I assumed she would be able to give us more when she took us aside. I told her we came with another couple and asked if we could have two for Ken and Dave, too. She said she was sorry but they don’t go back and pull more from the same space because it creates crowd problems.
So we ended up totally abandoning Ken and Dave to get in a shorter line! I felt bad and tried to explain to them when Lindsey walked us back to the ground, but the train was already leaving the station.
As we walked she made small talk with us. When we got to the line, the last thing she said was, “Oh, you’ll probably be on camera so remember to smile and stay awake.”
When we finally got to the security gate a guy looked at our bands and pointed to a college aged kid. “Follow Tad. He’ll take you where you need to be.” As we neared the stage, Tad took us behind it. Turns out the green bands are for the folks who sit behind the candidate in the bleachers looking very enthusiastic about the candidate. I was immediately sorry I was not better dressed.
Lindsey saw us and waved, “Hey, it’s my guys. Good to see you.” I felt like we’d crossed the river Jordon.
Tad handed us off to Dan, who was sort of our handler. He had a really nice tan and very political hair. You can’t see the tan so much in the picture, but believe me, he’s golden.
So somebody pre-made signs for us: “Hoosiers for Obama,” “Unions for Obama,” “I Already Voted”, things like that. He asked who in the crowd wanted them and made sure they could hold the sign without lying.

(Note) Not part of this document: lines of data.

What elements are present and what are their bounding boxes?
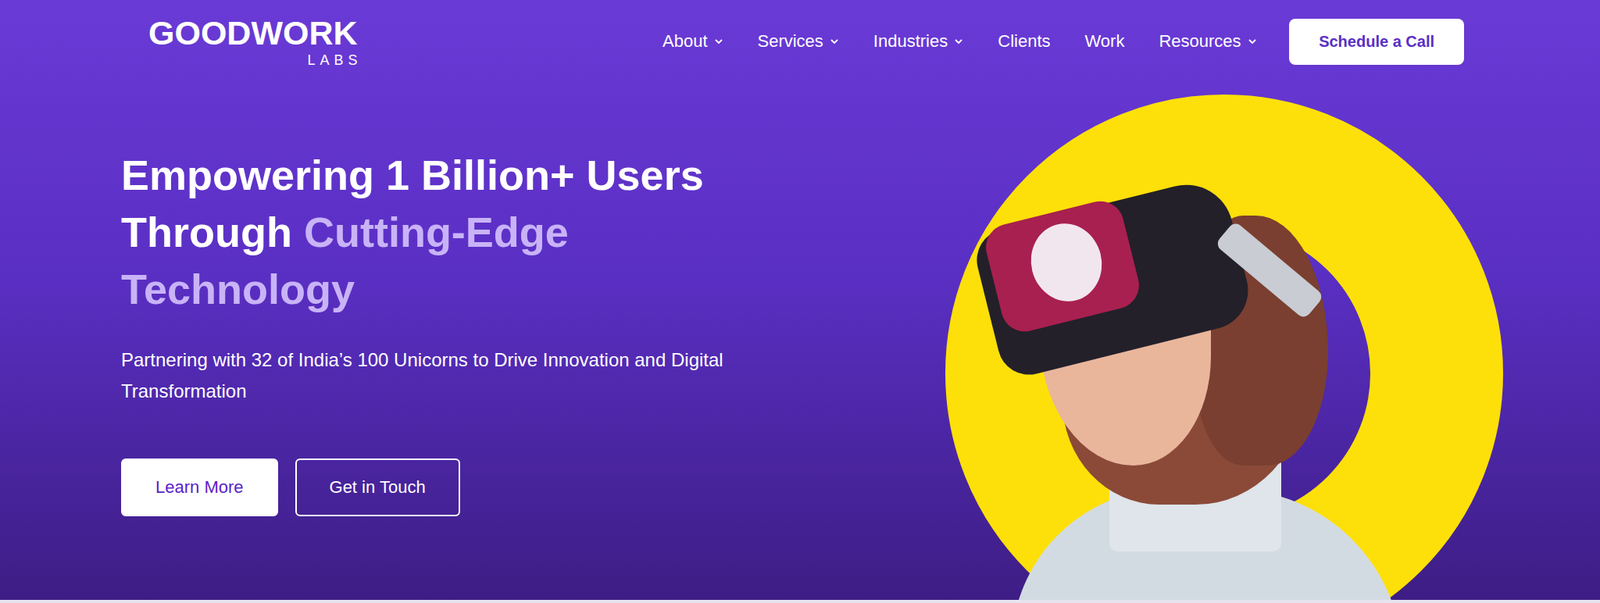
chevron-down-icon[interactable] bbox=[829, 38, 840, 45]
header: GOODWORKLABSAboutServicesIndustriesClien… bbox=[0, 0, 1600, 83]
headline: Empowering 1 Billion+ Users Through Cutt… bbox=[121, 146, 793, 318]
bottom-strip bbox=[0, 600, 1600, 603]
chevron-down-icon[interactable] bbox=[714, 38, 724, 45]
nav-item[interactable]: Resources bbox=[1158, 31, 1257, 52]
nav-item[interactable]: Clients bbox=[997, 31, 1050, 52]
nav: About Services Industries Clients Work Resour… bbox=[514, 31, 1290, 52]
logo-sub[interactable]: LABS bbox=[307, 53, 363, 68]
logo[interactable]: GOODWORKLABS bbox=[148, 16, 358, 68]
chevron-down-icon[interactable] bbox=[1247, 38, 1258, 45]
hero-text: Empowering 1 Billion+ Users Through Cutt… bbox=[0, 82, 1600, 517]
nav-item[interactable]: Industries bbox=[873, 31, 964, 52]
logo-name[interactable]: GOODWORK bbox=[148, 16, 358, 50]
hero-photo bbox=[937, 67, 1547, 600]
hero: Empowering 1 Billion+ Users Through Cutt… bbox=[0, 82, 1600, 600]
subtitle: Partnering with 32 of India’s 100 Unicor… bbox=[121, 344, 786, 408]
nav-label[interactable]: About bbox=[662, 31, 708, 52]
hero-buttons: Learn More Get in Touch bbox=[121, 458, 1600, 517]
nav-label[interactable]: Industries bbox=[873, 31, 948, 52]
nav-item[interactable]: Services bbox=[757, 31, 840, 52]
nav-label[interactable]: Work bbox=[1085, 31, 1125, 52]
chevron-down-icon[interactable] bbox=[953, 38, 964, 45]
nav-label[interactable]: Clients bbox=[997, 31, 1050, 52]
nav-item[interactable]: About bbox=[662, 31, 724, 52]
nav-item[interactable]: Work bbox=[1085, 31, 1125, 52]
schedule-call-button[interactable]: Schedule a Call bbox=[1289, 18, 1465, 65]
nav-label[interactable]: Resources bbox=[1158, 31, 1241, 52]
nav-label[interactable]: Services bbox=[757, 31, 824, 52]
get-in-touch-button[interactable]: Get in Touch bbox=[295, 458, 461, 517]
learn-more-button[interactable]: Learn More bbox=[121, 458, 279, 517]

One little kid kept raising his hand but Dan couldn’t see him. Finally the kid yelled, “But I’m Latino!” Talk about self-aware. It made the crowd laugh, but something about it seemed eerie to me. What was even more eerie was the woman, probably in her eighties, in front of me who when she heard what the kid said turned to me and laughed, “Ha-ha, there’s no such thing.” I have no idea what she meant.
Then Dan held up a “Republicans for Obama” sign. I thought it was a joke, but sure enough a woman raised her hand. Dan said, “You’re sure?” and she nodded yes so he gave her the sign.
Before too long Stevie Wonder performed a mini-concert (sorry, no good picture to show). Then Obama came out. He was what I’d come to expect, polished, earthy, well-spoken and very positive.
It was over around 11:00 p.m. John and I said goodbye to Dan and beat a path to White Castle. On the news I saw that after the rally Obama made another campaign stop at an East Side factory.
(Us in the bleachers. Notice every person behind us is on their cell phone.)